Based upon a careful examination of the loungewear as well as the testimony of the various witnesses, the court finds that the loungewear items at issue do not share that essential character of privateness or private activity. As the parties have already stipulated, the loungewear is used primarily for lounging and not for sleeping. The court finds no basis in the exhibits, the witness testimony, or the loungewear’s construction and design to find that it is inappropriate, at a minimum, for the loungewear to be worn at informal social occasions in and around the home, and for other individual, non-private activities in and around the house — e.g., watching movies at home with guests, barbequing at a backyard gathering, doing outside home and yard maintenance work, washingthe car, walking the dog, and the like.

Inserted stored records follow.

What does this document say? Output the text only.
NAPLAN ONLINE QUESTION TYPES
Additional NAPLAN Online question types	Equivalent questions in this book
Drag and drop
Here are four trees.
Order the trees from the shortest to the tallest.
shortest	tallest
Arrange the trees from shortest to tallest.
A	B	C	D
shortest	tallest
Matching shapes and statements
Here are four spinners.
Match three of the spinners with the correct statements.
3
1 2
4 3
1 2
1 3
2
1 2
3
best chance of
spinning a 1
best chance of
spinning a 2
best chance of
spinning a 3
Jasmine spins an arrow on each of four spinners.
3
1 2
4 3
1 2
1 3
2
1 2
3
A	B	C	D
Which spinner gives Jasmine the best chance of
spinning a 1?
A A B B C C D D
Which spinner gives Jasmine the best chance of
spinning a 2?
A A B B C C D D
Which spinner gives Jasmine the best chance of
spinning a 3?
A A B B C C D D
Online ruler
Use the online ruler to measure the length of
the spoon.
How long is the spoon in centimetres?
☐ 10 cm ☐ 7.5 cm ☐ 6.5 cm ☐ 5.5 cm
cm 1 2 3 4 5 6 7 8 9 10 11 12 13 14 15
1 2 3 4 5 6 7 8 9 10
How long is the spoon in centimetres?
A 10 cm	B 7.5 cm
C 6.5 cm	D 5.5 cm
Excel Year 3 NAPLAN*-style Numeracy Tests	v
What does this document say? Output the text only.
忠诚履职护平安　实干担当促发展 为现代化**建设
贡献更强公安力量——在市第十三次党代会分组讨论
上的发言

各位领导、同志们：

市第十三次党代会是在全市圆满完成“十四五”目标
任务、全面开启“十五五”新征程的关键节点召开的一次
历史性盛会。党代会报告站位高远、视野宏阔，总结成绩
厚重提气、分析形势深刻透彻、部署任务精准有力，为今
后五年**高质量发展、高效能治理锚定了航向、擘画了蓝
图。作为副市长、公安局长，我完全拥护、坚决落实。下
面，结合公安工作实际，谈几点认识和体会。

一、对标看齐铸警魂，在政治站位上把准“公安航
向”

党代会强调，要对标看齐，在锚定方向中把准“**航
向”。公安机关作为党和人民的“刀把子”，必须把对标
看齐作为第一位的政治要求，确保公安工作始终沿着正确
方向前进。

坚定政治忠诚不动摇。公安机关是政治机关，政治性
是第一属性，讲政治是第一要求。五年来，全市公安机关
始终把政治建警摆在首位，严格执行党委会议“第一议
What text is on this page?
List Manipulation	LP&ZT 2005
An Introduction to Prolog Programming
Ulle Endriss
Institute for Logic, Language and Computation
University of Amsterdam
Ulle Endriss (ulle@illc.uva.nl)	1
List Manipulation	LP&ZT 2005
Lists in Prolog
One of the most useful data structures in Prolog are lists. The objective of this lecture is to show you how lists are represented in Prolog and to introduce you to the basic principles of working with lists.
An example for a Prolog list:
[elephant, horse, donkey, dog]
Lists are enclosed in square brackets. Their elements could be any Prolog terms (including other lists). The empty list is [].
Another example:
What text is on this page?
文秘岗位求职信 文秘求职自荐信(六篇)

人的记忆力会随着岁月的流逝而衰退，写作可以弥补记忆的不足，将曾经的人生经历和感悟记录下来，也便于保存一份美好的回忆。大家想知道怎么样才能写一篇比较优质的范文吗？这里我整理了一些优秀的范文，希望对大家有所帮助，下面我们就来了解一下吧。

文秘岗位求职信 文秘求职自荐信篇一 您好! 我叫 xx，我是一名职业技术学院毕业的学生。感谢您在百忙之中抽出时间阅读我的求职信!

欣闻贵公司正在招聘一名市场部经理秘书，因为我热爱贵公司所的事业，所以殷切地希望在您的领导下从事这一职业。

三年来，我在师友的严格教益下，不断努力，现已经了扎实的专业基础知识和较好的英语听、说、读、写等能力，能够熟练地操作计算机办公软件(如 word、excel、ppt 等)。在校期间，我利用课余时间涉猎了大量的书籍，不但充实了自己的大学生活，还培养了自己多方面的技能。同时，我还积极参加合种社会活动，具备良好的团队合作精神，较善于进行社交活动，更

The court finds plaintiffs proposed classification heading does not encompass the loungewear in question.

The court finds that Customs’ classification under HTSUS subheadings 6103.42.10 (knit cotton shorts and trousers) and 6105.10.00 (knit cotton shirts) does encompass the loungewear in question. Plaintiff concedes that the “loungewear, which includes tops, pants and shorts may also be described as shirts, trousers and shorts.” (Pl.’s Post Trial Br. at 5.) Examination of the articles themselves further lead the court to find that plaintiff has not overcome Customs’ presumption of correctness and that Customs’ classification is appropriate. See Mast Industries, Inc. v. United States, 9 CIT 549, 552 (1985), aff’d, 786 F.2d 1144 (Fed. Cir. 1986) (explaining “[t]he former Court of Customs and Patent Appeals held that the merchandise itself may be strong evidence of use.”) The Explanatory Notes to Chapter 61, HTSUS, provide that: (1) “Shirts * * * are garments designed to cover the upper part of the body, having long or short sleeves and a full or partial opening starting at the neckline. They may also have pockets, but only above the waist, and a collar[;]” (2) “‘Trousers’ means garments which envelop each leg separately, covering the knees and usually reaching down to or below *283the ankles; these garments usually stop at the waist;” and (3) “shorts [are] ‘trousers’ which do not cover the knee.” 2 Harmonized Commodity Description and Coding System: Explanatory Notes 830,834-35 (1st. ed. 1986); see Lynteq, Inc. v. United States, 976 F.2d 693, 699 (Fed. Cir. 1992) (noting that although they are not legally binding, explanatory notes are indicative of the proper interpretation of HTSUS headings). The court finds these descriptions match the articles at issue. Based upon examination of the merchandise, in conjunction with consideration of the trial testimony and all documents and exhibits submitted in this case, the court concludes that plaintiff has not overcome Customs’ presumption of correctness and that the loungewear is properly considered and classified as shirts, trousers and shorts.

Conclusion

Based on the statutory language and the applicable case law, plaintiff has not presented sufficient evidence to override Customs’ presumption of correctness. The court finds Customs’ classification under subheadings 6103.42.10 and 6105.10.00, HTSUS, to be correct. Judgment will be entered accordingly.